Zwei Autozulieferer an einem Tag vor dem Aus – über 1.000 Jobs bei Bohai und Schlote gefährdet

In Harzgerode, Wernigerode, Sömmerda und Brandenburg droht zwei insolventen Autozulieferern das operative Aus. Am 28. April wurde bekannt, dass beim Bohai Trimet Konzern und der Schlote-Gruppe wichtige Rettungsversuche scheitern könnten. Hauptauftraggeber ziehen Aufträge ab, während Übernahmegespräche bisher keine Lösung brachten. Dadurch geraten mehr als 1.000 direkte Arbeitsplätze in Gefahr. Zusätzlich hängen rund 650 weitere Jobs in der Region wirtschaftlich an Bohai (t-online: 28.04.26).


Hauptkunden ziehen wichtige Aufträge ab

Bei Bohai steht vor allem der Rückzug eines Hauptauftraggebers im Zentrum. Dieser will wesentliche Teile ab Herbst nicht mehr in Harzgerode und Sömmerda fertigen lassen. Ohne diese Aufträge fehlt den Standorten jedoch die wirtschaftliche Basis.

Die Insolvenz-Lawine nimmt weiter Fahrt auf: Bei Bohai Trimet und Schlote sind mehr als 1.000 Jobs und mehrere Werke akut gefährdet
Die Insolvenz-Lawine nimmt weiter Fahrt auf: Bei Bohai Trimet und Schlote sind mehr als 1.000 Jobs und mehrere Werke akut gefährdet

Zuvor hatten drei Interessenten über eine Übernahme von Bohai verhandelt. Eine Einigung gelang jedoch nicht. Dabei hatten das Land Sachsen-Anhalt, die Stadt Harzgerode und weitere Stellen Unterstützung zugesagt.

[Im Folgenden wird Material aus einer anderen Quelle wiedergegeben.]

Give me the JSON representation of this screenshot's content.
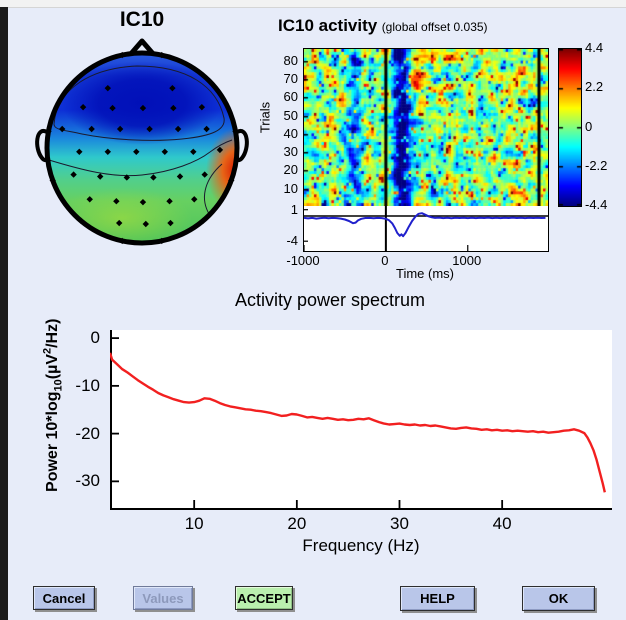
{
  "window": {
    "dialog_bg": "#e7ecf9",
    "titlebar_color": "#f2f2f2",
    "desktop_strip_color": "#1b1b1b"
  },
  "chart_data": [
    {
      "type": "topomap",
      "title": "IC10",
      "colormap": "jet",
      "description": "Scalp map of independent component IC10: frontal region deep blue (negative), mid scalp cyan, posterior green, strong red-orange hotspot at right posterior rim; black diamond electrode markers; head outline with nose and ears",
      "head_outline_color": "#000000",
      "electrodes": [
        [
          -0.36,
          -0.63
        ],
        [
          0.32,
          -0.63
        ],
        [
          -0.62,
          -0.43
        ],
        [
          -0.31,
          -0.42
        ],
        [
          0.01,
          -0.42
        ],
        [
          0.33,
          -0.42
        ],
        [
          0.63,
          -0.43
        ],
        [
          -0.84,
          -0.2
        ],
        [
          -0.53,
          -0.2
        ],
        [
          -0.23,
          -0.2
        ],
        [
          0.08,
          -0.2
        ],
        [
          0.38,
          -0.2
        ],
        [
          0.68,
          -0.2
        ],
        [
          -0.66,
          0.04
        ],
        [
          -0.36,
          0.04
        ],
        [
          -0.06,
          0.04
        ],
        [
          0.24,
          0.04
        ],
        [
          0.54,
          0.04
        ],
        [
          0.82,
          0.02
        ],
        [
          -0.72,
          0.28
        ],
        [
          -0.44,
          0.3
        ],
        [
          -0.16,
          0.31
        ],
        [
          0.12,
          0.31
        ],
        [
          0.4,
          0.3
        ],
        [
          0.66,
          0.28
        ],
        [
          -0.55,
          0.54
        ],
        [
          -0.27,
          0.56
        ],
        [
          0.01,
          0.57
        ],
        [
          0.29,
          0.56
        ],
        [
          0.55,
          0.54
        ],
        [
          -0.24,
          0.79
        ],
        [
          0.04,
          0.8
        ],
        [
          0.3,
          0.79
        ]
      ],
      "rim_electrode_angles_deg": [
        12,
        -12,
        45,
        -45,
        80,
        -80,
        110,
        -110,
        140,
        -140,
        168,
        -168
      ]
    },
    {
      "type": "heatmap",
      "title": "IC10 activity",
      "subtitle": "(global offset 0.035)",
      "ylabel": "Trials",
      "trial_ticks": [
        80,
        70,
        60,
        50,
        40,
        30,
        20,
        10
      ],
      "n_trials": 86,
      "time_range_ms": [
        -1000,
        1980
      ],
      "time_ticks_ms": [
        -1000,
        0,
        1000
      ],
      "event_time_ms": 0,
      "second_vline_ms": 1870,
      "colorbar": {
        "ticks": [
          4.4,
          2.2,
          0,
          -2.2,
          -4.4
        ],
        "clim": [
          -4.4,
          4.4
        ],
        "colormap": "jet"
      },
      "features": {
        "post_stimulus_blue_band_ms": [
          80,
          320
        ],
        "pre_stimulus_blue_band_ms": [
          -450,
          -320
        ],
        "red_blob": {
          "time_ms": [
            250,
            500
          ],
          "trials": [
            63,
            74
          ]
        }
      }
    },
    {
      "type": "line",
      "name": "component-erp",
      "color": "#2020cc",
      "amp_ticks": [
        1,
        -4
      ],
      "xlabel": "Time (ms)",
      "points": [
        [
          -1000,
          -0.3
        ],
        [
          -950,
          -0.38
        ],
        [
          -900,
          -0.3
        ],
        [
          -850,
          -0.42
        ],
        [
          -800,
          -0.33
        ],
        [
          -750,
          -0.28
        ],
        [
          -700,
          -0.36
        ],
        [
          -650,
          -0.3
        ],
        [
          -600,
          -0.34
        ],
        [
          -550,
          -0.42
        ],
        [
          -500,
          -0.55
        ],
        [
          -450,
          -0.8
        ],
        [
          -400,
          -1.15
        ],
        [
          -370,
          -1.05
        ],
        [
          -340,
          -0.7
        ],
        [
          -300,
          -0.45
        ],
        [
          -250,
          -0.32
        ],
        [
          -200,
          -0.3
        ],
        [
          -150,
          -0.36
        ],
        [
          -100,
          -0.3
        ],
        [
          -50,
          -0.34
        ],
        [
          0,
          -0.45
        ],
        [
          40,
          -0.7
        ],
        [
          80,
          -1.2
        ],
        [
          110,
          -1.9
        ],
        [
          140,
          -2.7
        ],
        [
          170,
          -3.15
        ],
        [
          190,
          -2.9
        ],
        [
          210,
          -3.2
        ],
        [
          240,
          -2.7
        ],
        [
          280,
          -1.7
        ],
        [
          320,
          -0.8
        ],
        [
          360,
          -0.1
        ],
        [
          400,
          0.35
        ],
        [
          440,
          0.45
        ],
        [
          480,
          0.2
        ],
        [
          520,
          -0.05
        ],
        [
          560,
          -0.2
        ],
        [
          600,
          -0.3
        ],
        [
          650,
          -0.25
        ],
        [
          700,
          -0.33
        ],
        [
          750,
          -0.27
        ],
        [
          800,
          -0.35
        ],
        [
          850,
          -0.28
        ],
        [
          900,
          -0.32
        ],
        [
          950,
          -0.27
        ],
        [
          1000,
          -0.33
        ],
        [
          1050,
          -0.28
        ],
        [
          1100,
          -0.34
        ],
        [
          1150,
          -0.27
        ],
        [
          1200,
          -0.32
        ],
        [
          1250,
          -0.26
        ],
        [
          1300,
          -0.33
        ],
        [
          1350,
          -0.28
        ],
        [
          1400,
          -0.34
        ],
        [
          1450,
          -0.27
        ],
        [
          1500,
          -0.32
        ],
        [
          1550,
          -0.26
        ],
        [
          1600,
          -0.32
        ],
        [
          1650,
          -0.28
        ],
        [
          1700,
          -0.34
        ],
        [
          1750,
          -0.28
        ],
        [
          1800,
          -0.31
        ],
        [
          1850,
          -0.27
        ],
        [
          1900,
          -0.32
        ],
        [
          1950,
          -0.3
        ]
      ]
    },
    {
      "type": "line",
      "name": "activity-power-spectrum",
      "title": "Activity power spectrum",
      "xlabel": "Frequency (Hz)",
      "ylabel": "Power 10*log10(µV²/Hz)",
      "ylabel_parts": {
        "prefix": "Power 10*log",
        "sub": "10",
        "open": "(µV",
        "sup": "2",
        "close": "/Hz)"
      },
      "xticks": [
        10,
        20,
        30,
        40
      ],
      "yticks": [
        0,
        -10,
        -20,
        -30
      ],
      "xlim": [
        1.8,
        50.7
      ],
      "ylim": [
        -36,
        1.7
      ],
      "color": "#f22020",
      "points": [
        [
          1.8,
          -3.1
        ],
        [
          2,
          -4.5
        ],
        [
          2.5,
          -5.5
        ],
        [
          3,
          -6.5
        ],
        [
          3.5,
          -7.2
        ],
        [
          4,
          -8
        ],
        [
          4.5,
          -8.8
        ],
        [
          5,
          -9.5
        ],
        [
          5.5,
          -10.2
        ],
        [
          6,
          -10.8
        ],
        [
          6.5,
          -11.5
        ],
        [
          7,
          -12
        ],
        [
          7.5,
          -12.4
        ],
        [
          8,
          -12.8
        ],
        [
          8.5,
          -13.1
        ],
        [
          9,
          -13.4
        ],
        [
          9.5,
          -13.5
        ],
        [
          10,
          -13.4
        ],
        [
          10.5,
          -13.1
        ],
        [
          11,
          -12.6
        ],
        [
          11.5,
          -12.7
        ],
        [
          12,
          -13.1
        ],
        [
          12.5,
          -13.6
        ],
        [
          13,
          -14
        ],
        [
          13.5,
          -14.3
        ],
        [
          14,
          -14.5
        ],
        [
          14.5,
          -14.7
        ],
        [
          15,
          -14.9
        ],
        [
          15.5,
          -15
        ],
        [
          16,
          -15.2
        ],
        [
          16.5,
          -15.3
        ],
        [
          17,
          -15.5
        ],
        [
          17.5,
          -15.7
        ],
        [
          18,
          -16
        ],
        [
          18.5,
          -16.3
        ],
        [
          19,
          -16.2
        ],
        [
          19.5,
          -15.9
        ],
        [
          20,
          -16
        ],
        [
          20.5,
          -16.3
        ],
        [
          21,
          -16.6
        ],
        [
          21.5,
          -16.5
        ],
        [
          22,
          -16.7
        ],
        [
          22.5,
          -16.9
        ],
        [
          23,
          -16.7
        ],
        [
          23.5,
          -16.9
        ],
        [
          24,
          -17.1
        ],
        [
          24.5,
          -17
        ],
        [
          25,
          -17.2
        ],
        [
          25.5,
          -17.1
        ],
        [
          26,
          -16.9
        ],
        [
          26.5,
          -17
        ],
        [
          27,
          -16.8
        ],
        [
          27.5,
          -17.2
        ],
        [
          28,
          -17.6
        ],
        [
          28.5,
          -17.9
        ],
        [
          29,
          -18.1
        ],
        [
          29.5,
          -18
        ],
        [
          30,
          -17.9
        ],
        [
          30.5,
          -18.1
        ],
        [
          31,
          -18.2
        ],
        [
          31.5,
          -18.1
        ],
        [
          32,
          -18.3
        ],
        [
          32.5,
          -18.2
        ],
        [
          33,
          -18.4
        ],
        [
          33.5,
          -18.3
        ],
        [
          34,
          -18.5
        ],
        [
          34.5,
          -18.7
        ],
        [
          35,
          -18.9
        ],
        [
          35.5,
          -19
        ],
        [
          36,
          -18.8
        ],
        [
          36.5,
          -18.7
        ],
        [
          37,
          -18.9
        ],
        [
          37.5,
          -19
        ],
        [
          38,
          -19.2
        ],
        [
          38.5,
          -19.1
        ],
        [
          39,
          -19.3
        ],
        [
          39.5,
          -19.2
        ],
        [
          40,
          -19.4
        ],
        [
          40.5,
          -19.3
        ],
        [
          41,
          -19.5
        ],
        [
          41.5,
          -19.4
        ],
        [
          42,
          -19.5
        ],
        [
          42.5,
          -19.6
        ],
        [
          43,
          -19.5
        ],
        [
          43.5,
          -19.7
        ],
        [
          44,
          -19.6
        ],
        [
          44.5,
          -19.8
        ],
        [
          45,
          -19.7
        ],
        [
          45.5,
          -19.6
        ],
        [
          46,
          -19.4
        ],
        [
          46.5,
          -19.3
        ],
        [
          47,
          -19.1
        ],
        [
          47.5,
          -19.4
        ],
        [
          48,
          -19.9
        ],
        [
          48.3,
          -20.8
        ],
        [
          48.6,
          -22
        ],
        [
          48.9,
          -23.5
        ],
        [
          49.2,
          -25.5
        ],
        [
          49.5,
          -28
        ],
        [
          49.8,
          -30.5
        ],
        [
          50,
          -32.3
        ]
      ]
    }
  ],
  "buttons": [
    {
      "label": "Cancel",
      "enabled": true,
      "variant": "default"
    },
    {
      "label": "Values",
      "enabled": false,
      "variant": "default"
    },
    {
      "label": "ACCEPT",
      "enabled": true,
      "variant": "accept"
    },
    {
      "label": "HELP",
      "enabled": true,
      "variant": "default"
    },
    {
      "label": "OK",
      "enabled": true,
      "variant": "default"
    }
  ],
  "colors": {
    "button_face": "#b9c6e9",
    "button_accept_face": "#baefae",
    "button_disabled_text": "#8d99bb",
    "erp_trace_blue": "#2020cc",
    "spectrum_red": "#f22020"
  }
}
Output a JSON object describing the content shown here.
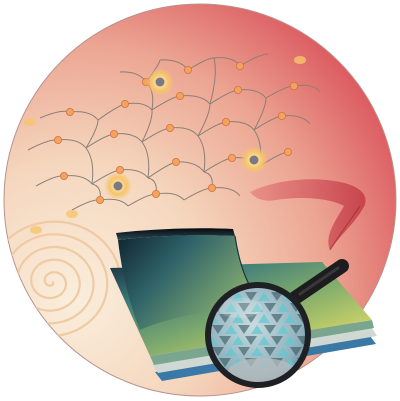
{
  "image": {
    "description_free": true,
    "palette": {
      "disk_warm_light": "#f8e6cf",
      "disk_mid": "#efb7a3",
      "disk_red": "#d94a55",
      "chain_line": "#8a7f78",
      "monomer_fill": "#f3a35f",
      "monomer_core": "#d7743b",
      "metal_glow": "#f6c56a",
      "metal_center": "#7a7a86",
      "film_yellow": "#c9cf5f",
      "film_green": "#5f9a78",
      "film_teal": "#2f6d72",
      "film_dark": "#1a3c4a",
      "film_edge_blue": "#3d6f9a",
      "magnifier_handle": "#1d1d1f",
      "magnifier_rim": "#202124",
      "lens_tint": "#8fb4c6",
      "crystal_cyan": "#62c8cf",
      "crystal_dark": "#2e4f55",
      "spiral_stroke": "#efc9a0",
      "ribbon_red": "#c9434b"
    }
  }
}
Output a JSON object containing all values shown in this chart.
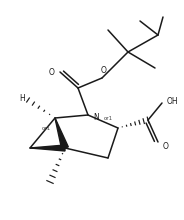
{
  "background_color": "#ffffff",
  "line_color": "#1a1a1a",
  "lw": 1.1,
  "fs": 5.5,
  "figsize": [
    1.84,
    2.2
  ],
  "dpi": 100,
  "xlim": [
    0,
    184
  ],
  "ylim": [
    0,
    220
  ]
}
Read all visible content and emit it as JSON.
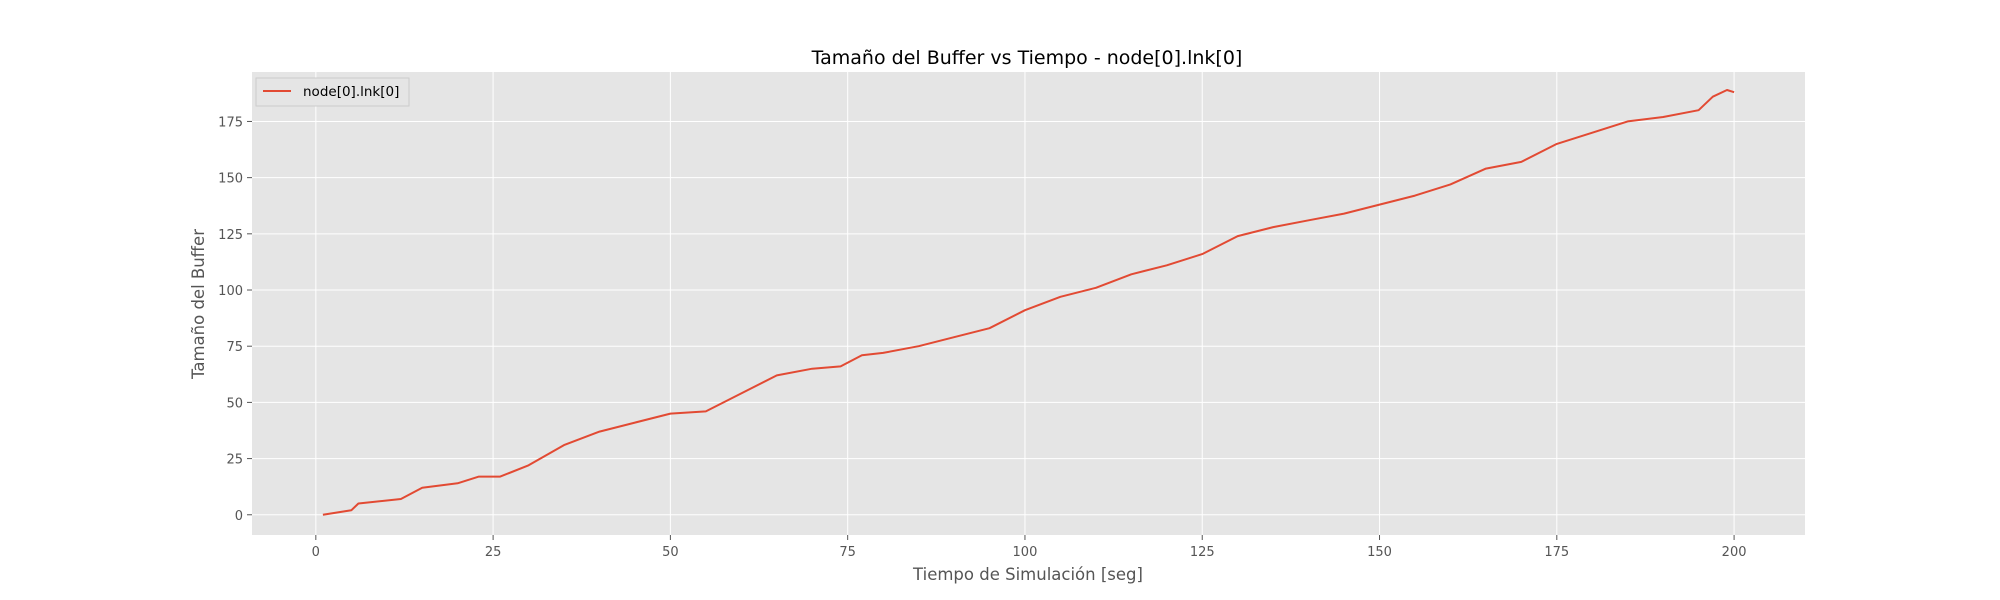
{
  "chart_data": {
    "type": "line",
    "title": "Tamaño del Buffer vs Tiempo - node[0].lnk[0]",
    "xlabel": "Tiempo de Simulación [seg]",
    "ylabel": "Tamaño del Buffer",
    "xlim": [
      -9,
      210
    ],
    "ylim": [
      -9,
      197
    ],
    "x_ticks": [
      0,
      25,
      50,
      75,
      100,
      125,
      150,
      175,
      200
    ],
    "y_ticks": [
      0,
      25,
      50,
      75,
      100,
      125,
      150,
      175
    ],
    "grid": true,
    "legend_position": "top-left",
    "colors": {
      "series": "#e24a33",
      "plot_bg": "#e5e5e5",
      "grid": "#ffffff"
    },
    "series": [
      {
        "name": "node[0].lnk[0]",
        "x": [
          1,
          5,
          6,
          12,
          15,
          20,
          23,
          26,
          30,
          35,
          40,
          45,
          50,
          55,
          60,
          65,
          70,
          74,
          77,
          80,
          85,
          90,
          95,
          100,
          105,
          110,
          115,
          120,
          125,
          130,
          135,
          140,
          145,
          150,
          155,
          160,
          165,
          170,
          175,
          180,
          185,
          190,
          195,
          197,
          199,
          200
        ],
        "y": [
          0,
          2,
          5,
          7,
          12,
          14,
          17,
          17,
          22,
          31,
          37,
          41,
          45,
          46,
          54,
          62,
          65,
          66,
          71,
          72,
          75,
          79,
          83,
          91,
          97,
          101,
          107,
          111,
          116,
          124,
          128,
          131,
          134,
          138,
          142,
          147,
          154,
          157,
          165,
          170,
          175,
          177,
          180,
          186,
          189,
          188
        ]
      }
    ]
  }
}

Rund 700 Bohai-Beschäftigte betroffen

Bei Bohai arbeiten knapp 700 Beschäftigte. Außerdem hängen laut Insolvenzverwaltung weitere 650 Arbeitsplätze in regionalen Unternehmen an dem Zulieferer. Die Folgen reichen deshalb deutlich über die Werkstore hinaus.

Auch bei Schlote verschärft sich die Lage. Kunden wollen beauftragte Autoteile künftig von anderen Lieferanten beziehen. Betroffen sind rund 330 Beschäftigte bei GAW Wernigerode, Schlote Harzgerode und Schlote Brandenburg.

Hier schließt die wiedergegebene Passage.